Conférence «Les enjeux éthiques et juridiques liés au développement des robots conversationnels»
L’intelligence artificielle révolutionne le monde et simplifie nos tâches quotidiennes. Elle s’oppose à l’intelligence humaine et renvoie à la capacité qu’ont certains algorithmes de remplir des fonctions relevant des facultés cognitives. Le robot conversationnel ou chatbot fait partie de la famille des outils numériques capables de converser, de dialoguer avec un être humain. C’est est un outil numérique qui, à travers des échanges écrits ou oraux, interagit avec son utilisateur en langage naturel. Le développement des robots conversationnels très en vue de nos jours, s’accompagne de la création de nouveaux risques pour les utilisateurs. Les robots conversationnels font l’objet de multiples questions liées à leur responsabilité pour faux ou mauvais renseignements et à la responsabilisation de leurs concepteurs ou fabricants. Cette étude se propose d’évoquer et d’analyser les enjeux éthiques et juridiques liés à l’utilisation des robots conversationnels.
Fafadzi Akpene Agbé, docteur en philosophie de l’éthique, Université Laval
Fafadzi Akpene Agbe est docteur en philosophie de l’Université Laval et chercheur en éthique de l’intelligence artificielle. Depuis l’automne 2025, il est chargé de cours en Éthique et conformité informatique à l’Université technologique d’Haïti. Ses travaux portent sur l’impact des technologies apprenantes sur l’humanisme, la philosophie morale et la gouvernance éthique des systèmes numériques. Il s’intéresse également aux enjeux de conduite responsable de la recherche et d’éthique appliquée.
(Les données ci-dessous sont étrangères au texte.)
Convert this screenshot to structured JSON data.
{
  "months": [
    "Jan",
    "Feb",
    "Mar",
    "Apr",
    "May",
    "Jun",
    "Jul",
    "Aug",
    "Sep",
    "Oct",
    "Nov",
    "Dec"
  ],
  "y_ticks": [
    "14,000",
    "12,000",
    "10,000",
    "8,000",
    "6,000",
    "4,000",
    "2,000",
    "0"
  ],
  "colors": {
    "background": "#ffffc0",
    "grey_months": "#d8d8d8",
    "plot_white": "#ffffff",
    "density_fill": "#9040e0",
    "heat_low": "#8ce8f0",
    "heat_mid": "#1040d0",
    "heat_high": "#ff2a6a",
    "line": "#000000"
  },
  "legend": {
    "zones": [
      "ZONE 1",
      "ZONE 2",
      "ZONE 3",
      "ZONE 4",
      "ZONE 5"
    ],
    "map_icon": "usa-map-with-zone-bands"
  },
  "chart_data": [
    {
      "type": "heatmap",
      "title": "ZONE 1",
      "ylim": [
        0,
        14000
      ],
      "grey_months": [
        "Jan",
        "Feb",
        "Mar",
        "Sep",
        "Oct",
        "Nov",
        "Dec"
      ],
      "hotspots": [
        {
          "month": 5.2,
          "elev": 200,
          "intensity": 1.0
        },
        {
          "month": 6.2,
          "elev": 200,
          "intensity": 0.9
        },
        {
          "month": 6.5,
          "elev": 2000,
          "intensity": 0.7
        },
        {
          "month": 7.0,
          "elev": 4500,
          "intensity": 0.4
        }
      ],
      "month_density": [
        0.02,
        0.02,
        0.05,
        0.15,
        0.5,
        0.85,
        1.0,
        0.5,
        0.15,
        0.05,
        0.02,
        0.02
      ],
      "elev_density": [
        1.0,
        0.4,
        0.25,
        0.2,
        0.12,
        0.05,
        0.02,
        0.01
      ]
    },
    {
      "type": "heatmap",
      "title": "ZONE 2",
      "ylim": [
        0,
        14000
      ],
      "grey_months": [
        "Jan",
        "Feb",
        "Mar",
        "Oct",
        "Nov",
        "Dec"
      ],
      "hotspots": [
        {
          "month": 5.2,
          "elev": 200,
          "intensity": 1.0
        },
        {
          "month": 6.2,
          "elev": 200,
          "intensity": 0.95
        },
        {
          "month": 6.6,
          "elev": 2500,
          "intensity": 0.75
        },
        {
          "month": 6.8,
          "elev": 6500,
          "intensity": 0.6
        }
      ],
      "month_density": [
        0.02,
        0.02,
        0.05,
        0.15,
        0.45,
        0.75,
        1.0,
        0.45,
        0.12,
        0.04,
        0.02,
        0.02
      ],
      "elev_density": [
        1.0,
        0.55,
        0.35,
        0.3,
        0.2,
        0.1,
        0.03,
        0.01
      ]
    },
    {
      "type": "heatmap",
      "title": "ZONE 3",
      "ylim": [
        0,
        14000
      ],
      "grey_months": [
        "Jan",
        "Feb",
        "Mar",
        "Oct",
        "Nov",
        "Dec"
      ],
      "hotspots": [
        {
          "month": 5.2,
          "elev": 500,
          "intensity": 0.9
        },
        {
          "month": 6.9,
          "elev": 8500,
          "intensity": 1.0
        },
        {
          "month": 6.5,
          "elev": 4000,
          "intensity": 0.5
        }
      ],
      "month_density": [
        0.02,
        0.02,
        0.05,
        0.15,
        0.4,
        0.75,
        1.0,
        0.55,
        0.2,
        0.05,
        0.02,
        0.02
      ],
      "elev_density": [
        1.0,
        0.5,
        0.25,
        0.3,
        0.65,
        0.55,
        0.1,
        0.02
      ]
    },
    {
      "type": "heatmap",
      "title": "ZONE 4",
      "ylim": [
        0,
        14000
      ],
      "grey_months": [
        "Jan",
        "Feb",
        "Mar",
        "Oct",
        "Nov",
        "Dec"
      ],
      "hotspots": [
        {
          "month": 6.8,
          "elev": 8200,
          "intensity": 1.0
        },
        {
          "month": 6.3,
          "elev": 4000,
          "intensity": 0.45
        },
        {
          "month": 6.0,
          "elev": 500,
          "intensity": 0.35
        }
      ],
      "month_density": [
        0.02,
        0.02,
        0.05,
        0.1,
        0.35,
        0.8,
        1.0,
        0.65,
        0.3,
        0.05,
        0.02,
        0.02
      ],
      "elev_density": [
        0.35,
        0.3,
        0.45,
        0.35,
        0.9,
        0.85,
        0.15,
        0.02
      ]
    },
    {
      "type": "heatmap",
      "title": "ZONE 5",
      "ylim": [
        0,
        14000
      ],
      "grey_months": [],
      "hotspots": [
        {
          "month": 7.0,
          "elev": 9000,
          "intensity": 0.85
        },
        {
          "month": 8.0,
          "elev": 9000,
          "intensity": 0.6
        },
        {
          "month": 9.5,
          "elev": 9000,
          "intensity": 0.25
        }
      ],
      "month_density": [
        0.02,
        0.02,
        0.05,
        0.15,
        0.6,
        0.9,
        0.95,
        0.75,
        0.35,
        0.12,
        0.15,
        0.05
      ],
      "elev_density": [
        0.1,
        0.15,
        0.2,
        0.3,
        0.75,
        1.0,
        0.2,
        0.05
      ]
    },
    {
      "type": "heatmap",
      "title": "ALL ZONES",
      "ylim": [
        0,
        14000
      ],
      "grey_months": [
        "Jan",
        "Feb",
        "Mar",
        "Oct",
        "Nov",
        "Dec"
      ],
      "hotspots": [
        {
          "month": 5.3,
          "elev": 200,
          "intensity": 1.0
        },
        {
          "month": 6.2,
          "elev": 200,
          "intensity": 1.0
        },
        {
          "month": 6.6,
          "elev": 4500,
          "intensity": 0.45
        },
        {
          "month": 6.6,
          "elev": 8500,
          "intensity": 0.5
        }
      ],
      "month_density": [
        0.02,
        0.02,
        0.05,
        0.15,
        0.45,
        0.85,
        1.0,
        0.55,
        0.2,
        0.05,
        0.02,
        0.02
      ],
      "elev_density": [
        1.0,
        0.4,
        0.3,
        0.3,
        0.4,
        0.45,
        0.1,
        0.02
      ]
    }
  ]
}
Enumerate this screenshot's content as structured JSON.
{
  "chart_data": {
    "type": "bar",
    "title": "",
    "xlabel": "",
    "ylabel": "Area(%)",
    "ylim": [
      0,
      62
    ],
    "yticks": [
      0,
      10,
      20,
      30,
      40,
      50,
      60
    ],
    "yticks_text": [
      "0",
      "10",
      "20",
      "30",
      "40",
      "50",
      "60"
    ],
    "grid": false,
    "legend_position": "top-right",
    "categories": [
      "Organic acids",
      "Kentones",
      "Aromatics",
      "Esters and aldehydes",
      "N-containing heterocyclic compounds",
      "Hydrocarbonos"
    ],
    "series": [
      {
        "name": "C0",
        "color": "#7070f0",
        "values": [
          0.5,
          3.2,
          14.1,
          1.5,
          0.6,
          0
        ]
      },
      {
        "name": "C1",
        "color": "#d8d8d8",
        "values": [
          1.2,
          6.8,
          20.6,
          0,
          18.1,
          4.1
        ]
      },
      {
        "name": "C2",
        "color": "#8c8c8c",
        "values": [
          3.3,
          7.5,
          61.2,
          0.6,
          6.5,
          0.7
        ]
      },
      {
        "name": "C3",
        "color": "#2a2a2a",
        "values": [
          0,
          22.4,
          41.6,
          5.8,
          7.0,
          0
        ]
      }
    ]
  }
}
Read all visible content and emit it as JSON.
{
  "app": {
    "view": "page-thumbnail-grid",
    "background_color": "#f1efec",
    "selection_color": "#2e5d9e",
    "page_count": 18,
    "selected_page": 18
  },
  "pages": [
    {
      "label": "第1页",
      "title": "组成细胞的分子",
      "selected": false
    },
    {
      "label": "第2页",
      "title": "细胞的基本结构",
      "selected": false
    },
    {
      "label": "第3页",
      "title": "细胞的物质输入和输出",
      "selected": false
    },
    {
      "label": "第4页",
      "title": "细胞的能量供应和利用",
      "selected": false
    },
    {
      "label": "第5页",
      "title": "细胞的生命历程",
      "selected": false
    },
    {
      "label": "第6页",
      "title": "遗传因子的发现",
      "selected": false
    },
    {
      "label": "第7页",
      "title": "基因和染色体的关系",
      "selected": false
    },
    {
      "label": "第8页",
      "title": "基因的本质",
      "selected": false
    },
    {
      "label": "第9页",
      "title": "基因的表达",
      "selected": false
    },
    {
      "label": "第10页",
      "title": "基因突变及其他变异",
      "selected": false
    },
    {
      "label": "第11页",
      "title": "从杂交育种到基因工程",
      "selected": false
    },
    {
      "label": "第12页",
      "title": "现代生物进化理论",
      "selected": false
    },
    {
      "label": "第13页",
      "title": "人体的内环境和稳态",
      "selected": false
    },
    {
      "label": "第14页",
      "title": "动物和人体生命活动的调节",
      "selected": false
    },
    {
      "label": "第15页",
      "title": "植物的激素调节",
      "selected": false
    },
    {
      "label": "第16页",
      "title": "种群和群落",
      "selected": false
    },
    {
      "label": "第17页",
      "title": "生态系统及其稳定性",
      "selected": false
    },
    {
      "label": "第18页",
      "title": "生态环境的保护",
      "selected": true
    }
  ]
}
Formé également en théologie, Fafadzi exerce en tant qu’intervenant en soins spirituels en milieu de la santé.
Conférence «Le tournant institutionnel de l’éthique de l’IA: entre institutionnalisation citoyenne et institutionnalisation juridique»
Cette communication examine le tournant institutionnel de l’éthique de l’intelligence artificielle. Longtemps formulée sous forme de principes généraux (transparence, équité, responsabilité), l’éthique de l’IA tend aujourd’hui à s’inscrire dans des cadres institutionnels plus structurés. Deux dynamiques seront analysées : d’une part, l’institutionnalisation juridique, à travers l’émergence de normes, de mécanismes de conformité et d’autorités de régulation ; d’autre part, l’institutionnalisation citoyenne, portée par la société civile, les milieux académiques et les acteurs communautaires. L’enjeu est de comprendre comment ces deux formes d’institutionnalisation redéfinissent le rôle de l’éthique, non plus seulement comme discours normatif, mais comme composante effective de la gouvernance des technologies numériques.
Fodé David Faye, doctorant en droit privé, Université Assane Seck de Ziguinchor, Sénégal
Fodé David Faye est doctorant en droit privé et enseignant à l’Université Assane Seck de Ziguinchor (Sénégal); membre du Laboratoire de Recherche en Sciences Economiques et Sociales (LARSES-UASZ) et membre temporaire du Laboratoire d'Etude et de Recherche Critiques sur le Droit en Afrique (LERCDA-UCAD). Ses travaux de recherche portent principalement sur le droit de la responsabilité civile, le droit du numérique et l’adaptation des catégories juridiques classiques aux environnements technologiques. Il s’intéresse tout particulièrement aux enjeux juridiques liés aux données, aux plateformes numériques et à la régulation des risques numériques en Afrique.
Conférence «Le dommage numérique: une nouvelle frontière pour la responsabilité civile»
La notion de dommage constitue traditionnellement une condition cardinale de la responsabilité civile. Toutefois, l’environnement numérique met à l’épreuve les catégories classiques du préjudice. Atteintes aux données personnelles, pertes informationnelles, atteintes à la réputation en ligne ou encore préjudices algorithmiques soulèvent des interrogations inédites quant à l’identification, à la preuve et à l’évaluation du dommage. Cette communication se propose d’analyser le dommage numérique comme une nouvelle frontière de la responsabilité civile, en montrant comment le droit positif, notamment en Afrique francophone, peine encore à saisir des préjudices souvent diffus, immatériels et évolutifs, appelant ainsi une relecture des cadres conceptuels traditionnels.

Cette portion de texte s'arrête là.